Theano tensor 模块:操作符和逐元素操作

操作符

In [1]:
import theano
from theano import tensor as T
Using gpu device 1: Tesla C2075 (CNMeM is disabled)

tensor 类型支持很多基本的操作:

In [2]:
# 两个整形三维张量

a, b = T.itensor3("a"), T.itensor3("b")

算术操作

In [3]:
print theano.pp(a + 3)      # T.add(a, 3) -> itensor3
print theano.pp(3 - a)      # T.sub(3, a)
print theano.pp(a * 3.5)    # T.mul(a, 3.5) -> ftensor3 or dtensor3 (depending on casting)
print theano.pp(2.2 / a)    # T.truediv(2.2, a)
print theano.pp(2.2 // a)   # T.intdiv(2.2, a)
print theano.pp(2.2**a)     # T.pow(2.2, a)
print theano.pp(b % a)      # T.mod(b, a)
(a + TensorConstant{3})
(TensorConstant{3} - a)
(a * TensorConstant{3.5})
(TensorConstant{2.20000004768} / a)
(TensorConstant{2.20000004768} // a)
(TensorConstant{2.20000004768} ** a)
mod(b, a)

比特操作

In [4]:
print theano.pp(a & b)      # T.and_(a,b)    bitwise and (alias T.bitwise_and)
print theano.pp(a ^ 1)      # T.xor(a,1)     bitwise xor (alias T.bitwise_xor)
print theano.pp(a | b)      # T.or_(a,b)     bitwise or (alias T.bitwise_or)
print theano.pp(~a)         # T.invert(a)    bitwise invert (alias T.bitwise_not)
and_(a, b)
xor(a, TensorConstant{1})
or_(a, b)
invert(a)

原地操作

Theano 不支持原地操作如 += 等,Theano 的图优化解构会自动决定是否使用原地操作。如果需要更新变量的值,可以考虑使用共享变量 theano.shared

逐元素操作

类型转换

T.cast(x, dtype) 用于类型转换:

In [5]:
x = T.matrix()
x_as_int = T.cast(x, 'int32')

T.cast(x, dtype) 的机制与 numpy.asarray(x, dtype) 的机制类似,只有 dtype 不同时才会创建新的变量:

In [6]:
print x_as_int is x
print T.cast(x, theano.config.floatX) is x
False
True

复数取实部,虚部,角度,模:

  • T.real(a)
  • T.imag(a)
  • T.angle(a)
  • T.abs_(a)

比较

Theano 的比较操作也是逐元素的:

  • T.lt(a, b) : <
  • T.gt(a, b) : >
  • T.le(a, b) : <=
  • T.ge(a, b) : >=
  • T.eq(a, b) : ==
  • T.neq(a, b) : !=

Theano 中没有 bool 类型,所有的 bool 类型都用 int8 表示。

In [7]:
x, y = T.dmatrices('x','y')

print theano.pp(T.le(x, y))
le(x, y)

除此之外,还有另一些与 numpy 类似的用法:

  • T.isnan(a) : 是否 NAN
  • T.isinf(a) : 是否 INF
  • T.isclose(a, b) :浮点数是否接近
  • T.allclose(a, b) :浮点数是否很接近

条件

T.switch(cond, ift, iff) 选择 ift (if ture)iff (if false)
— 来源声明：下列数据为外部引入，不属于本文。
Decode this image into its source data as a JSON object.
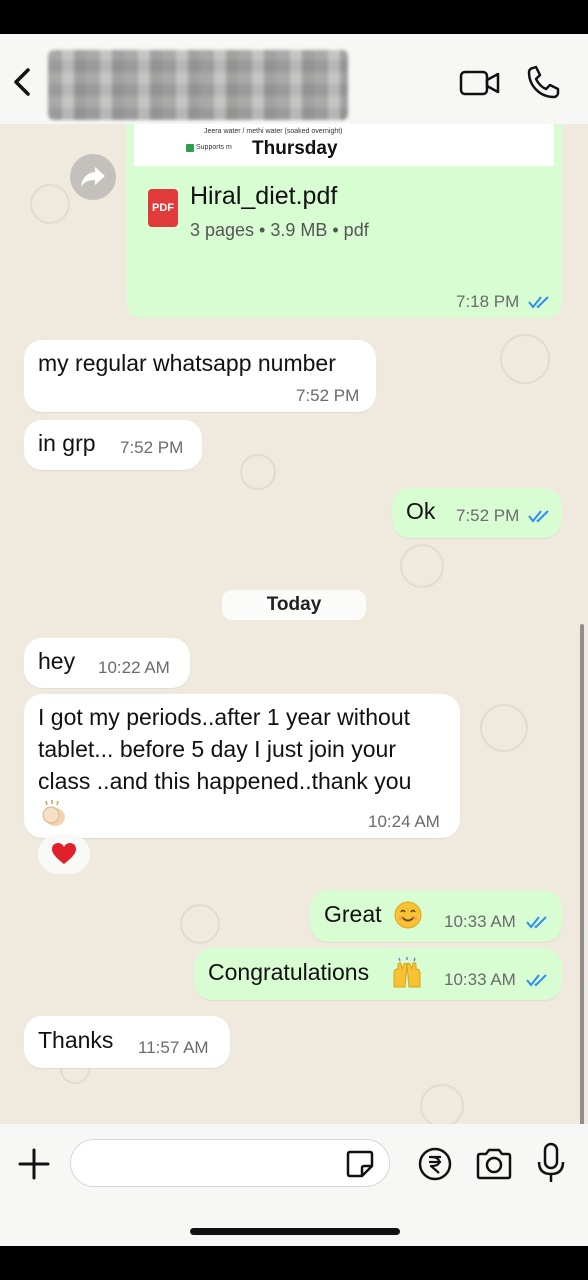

T.where(cond, ift, iff)switch 一致。

T.clip(x, min, max) 低于 min 的部分变成 min,超过 max 的部分变成 max

数学操作

In [8]:
a, b = T.matrices("a", "b")


print theano.pp(T.maximum(a, b))  # max(a, b)
print theano.pp(T.minimum(a, b))  # min(a, b)

print theano.pp(T.neg(a)) # -a
print theano.pp(T.inv(a)) # 1.0/a

print theano.pp(T.exp(a)) 
print theano.pp(T.log(a)), theano.pp(T.log2(a)), theano.pp(T.log10(a))       # log10(a)
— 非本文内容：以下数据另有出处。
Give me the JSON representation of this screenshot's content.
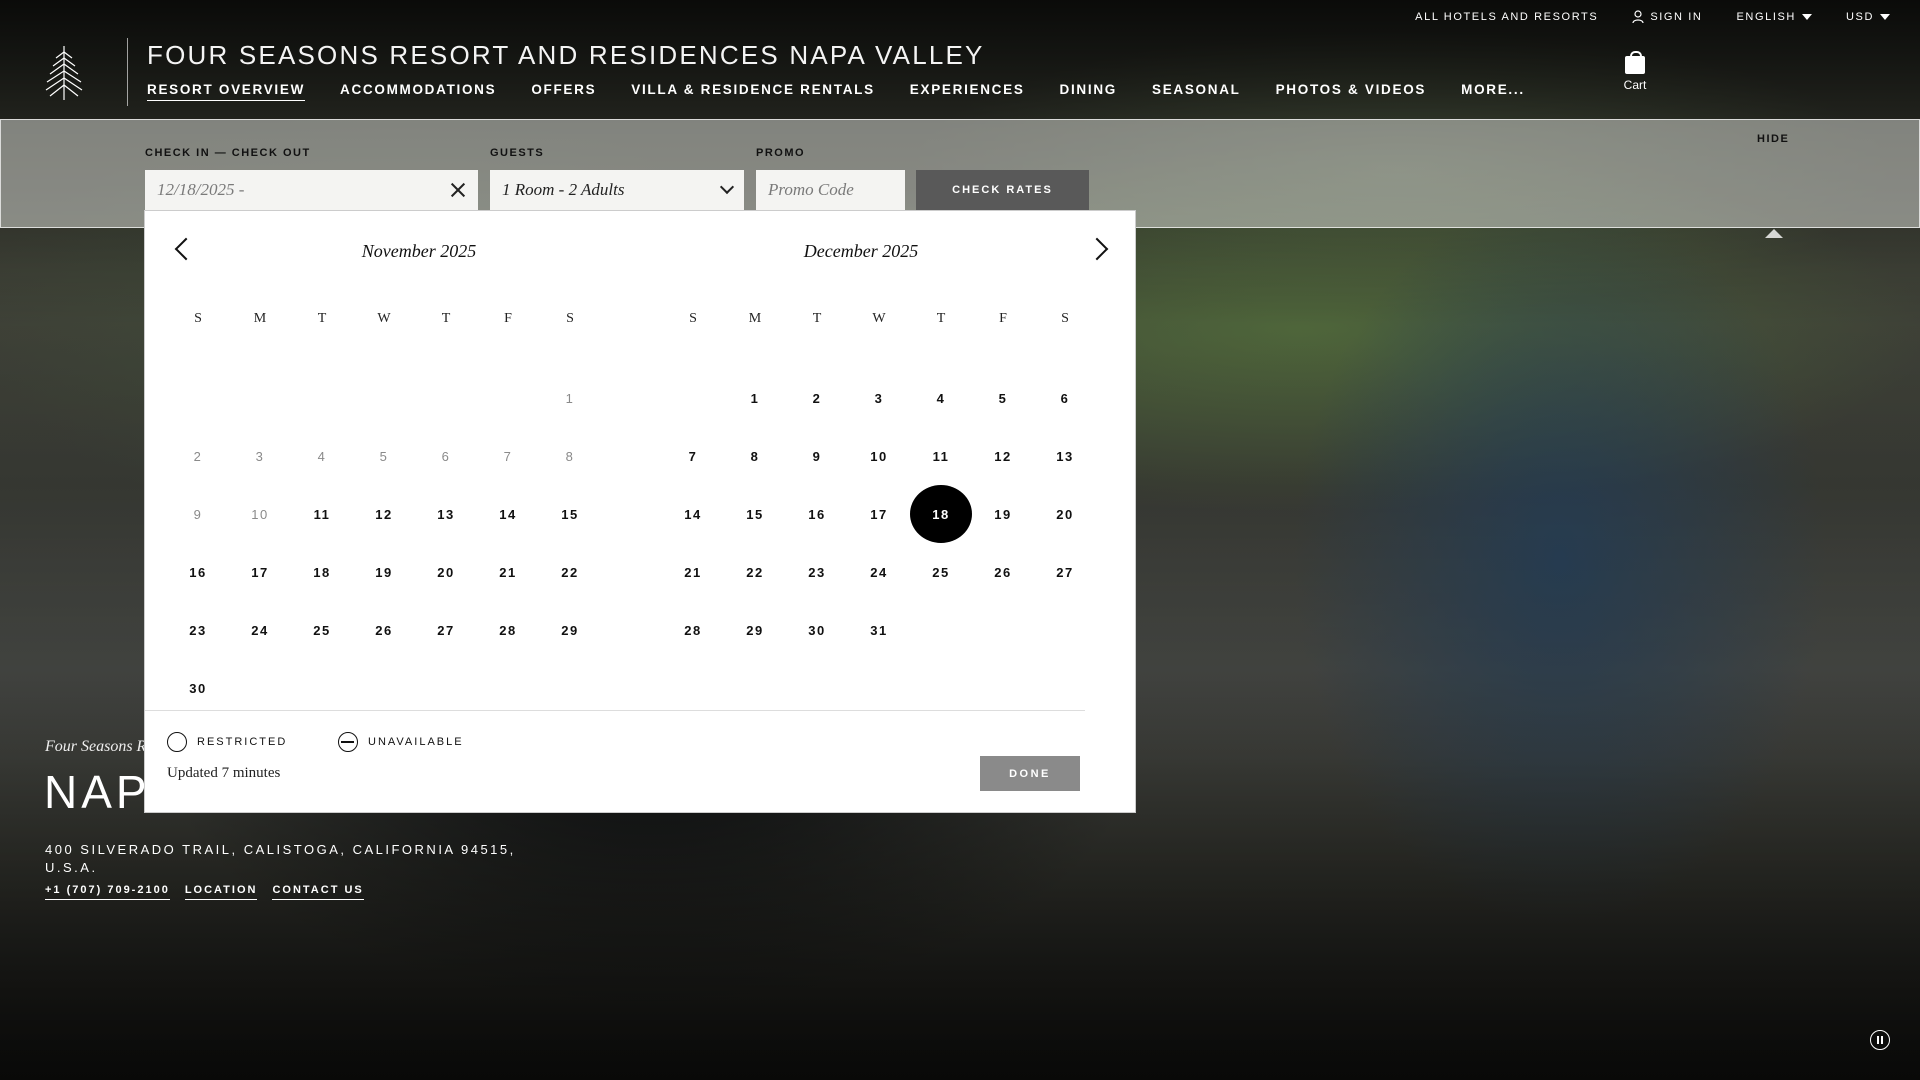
{
  "utility": {
    "all_hotels": "ALL HOTELS AND RESORTS",
    "sign_in": "SIGN IN",
    "language": "ENGLISH",
    "currency": "USD"
  },
  "header": {
    "hotel_name": "FOUR SEASONS RESORT AND RESIDENCES NAPA VALLEY",
    "nav": [
      "RESORT OVERVIEW",
      "ACCOMMODATIONS",
      "OFFERS",
      "VILLA & RESIDENCE RENTALS",
      "EXPERIENCES",
      "DINING",
      "SEASONAL",
      "PHOTOS & VIDEOS",
      "MORE..."
    ],
    "cart_label": "Cart"
  },
  "booking": {
    "dates_label": "CHECK IN — CHECK OUT",
    "dates_value": "12/18/2025 -",
    "guests_label": "GUESTS",
    "guests_value": "1 Room - 2 Adults",
    "promo_label": "PROMO",
    "promo_placeholder": "Promo Code",
    "check_rates": "CHECK RATES",
    "hide": "HIDE"
  },
  "calendar": {
    "left_month": "November 2025",
    "right_month": "December 2025",
    "weekdays": [
      "S",
      "M",
      "T",
      "W",
      "T",
      "F",
      "S"
    ],
    "november": {
      "offset": 6,
      "days": [
        "1",
        "2",
        "3",
        "4",
        "5",
        "6",
        "7",
        "8",
        "9",
        "10",
        "11",
        "12",
        "13",
        "14",
        "15",
        "16",
        "17",
        "18",
        "19",
        "20",
        "21",
        "22",
        "23",
        "24",
        "25",
        "26",
        "27",
        "28",
        "29",
        "30"
      ],
      "past_through": 10
    },
    "december": {
      "offset": 1,
      "days": [
        "1",
        "2",
        "3",
        "4",
        "5",
        "6",
        "7",
        "8",
        "9",
        "10",
        "11",
        "12",
        "13",
        "14",
        "15",
        "16",
        "17",
        "18",
        "19",
        "20",
        "21",
        "22",
        "23",
        "24",
        "25",
        "26",
        "27",
        "28",
        "29",
        "30",
        "31"
      ],
      "selected": "18"
    },
    "legend_restricted": "RESTRICTED",
    "legend_unavailable": "UNAVAILABLE",
    "updated": "Updated 7 minutes",
    "done": "DONE"
  },
  "hotel_info": {
    "subtitle": "Four Seasons R",
    "big_title": "NAP",
    "address": "400 SILVERADO TRAIL, CALISTOGA, CALIFORNIA 94515, U.S.A.",
    "phone": "+1 (707) 709-2100",
    "location": "LOCATION",
    "contact": "CONTACT US"
  }
}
print theano.pp(T.sgn(a))       # sgn(a)
print theano.pp(T.floor(a))     # floor(a)
print theano.pp(T.ceil(a))      # ceil(a)
print theano.pp(T.round(a))     # round(a)
print theano.pp(T.iround(a))    # iround(a)

print theano.pp(T.sqr(a))   # sqr(a)
print theano.pp(T.sqrt(a))  # sqrt(a)

print theano.pp(T.cos(a)), theano.pp(T.sin(a)), theano.pp(T.tan(a))
print theano.pp(T.cosh(a)), theano.pp(T.sinh(a)), theano.pp(T.tanh(a))         # tan(a)

print theano.pp(T.erf(a)), theano.pp(T.erfc(a)) # erf(a), erfc(a)
print theano.pp(T.erfinv(a)), theano.pp(T.erfcinv(a))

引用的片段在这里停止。